In 2015, a review by the European Medicines Agency determined that the vaccine did not cause two syndromes some thought to be related to it: complex regional pain syndrome (CRPS) and postural orthostatic tachycardia syndrome (POTS). There was no evidence that “the overall occurrence of these syndromes in vaccinated girls were different from expected occurrence in these age groups.”
Around the world, programs have been launched to encourage the vaccinations, but they haven’t worked everywhere. There were instances of psychosomatic reactions to the vaccine in Japan, which spread fear and led people to question its safety. Vaccination rates in Japan went from over 70% to under 1% due to scare campaigns.
There were psychosomatic reactions in Colombia in 2014, too.

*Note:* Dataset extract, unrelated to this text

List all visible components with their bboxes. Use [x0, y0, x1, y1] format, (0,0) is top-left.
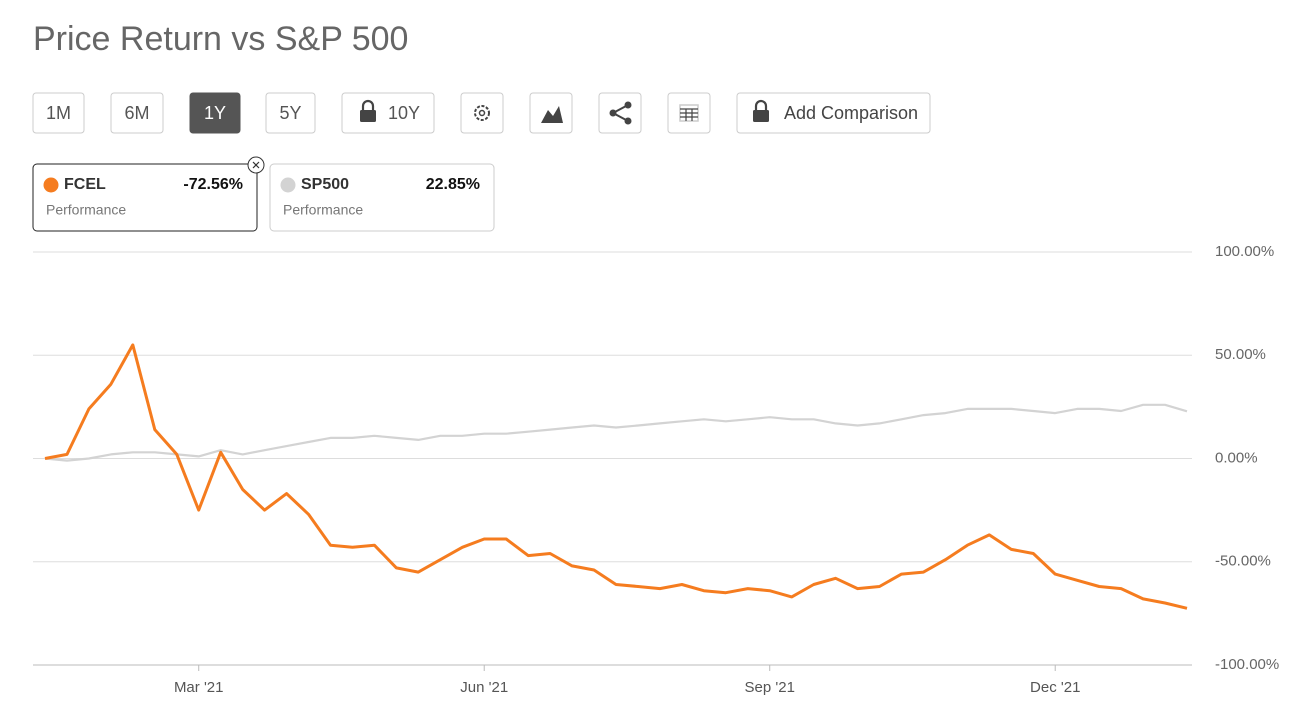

Widespread coverage of #HPV vaccination & cervical screening has the potential to eliminate #cervicalcancer in most countries by the end of the century - new modelling study in @TheLancetOncolhttps://t.co/wpoPKGYz6vpic.twitter.com/JfaTigqENp— The Lancet (@TheLancet) February 20, 2019
“It is challenging. It takes a lot of work and a lot of engagement. Yet it is one of the best vaccines we have,” Heidi Larson, director of the Vaccine Confidence Project, told the Guardian.
The safety of the vaccine has been confirmed by the Global Advisory Committee on Vaccine Safety, which works with the WHO, according to Canfell.
She also pointed out that there is an even greater challenge in developing countries that not only lack resources but that also experience high cervical cancer rates.
“For some countries in sub-Saharan Africa, cervical cancer is the leading cause of cancer death in women. This is a tragedy, not only for women, but also for their families and broader society,” Canfell said.
Dr. Tedros Adhanom Ghebreyesus, WHO Director-General, called for united efforts on elimination cervical cancer in 2018 and Larson says this call to action is vital.
“Hostility and fear has potential to delay the effective implementation of lifesaving vaccines. We must be very clear about this: millions of women can be spared unnecessary, terrible suffering if HPV vaccines can be effectively deployed and scaled up globally,” Canfell said.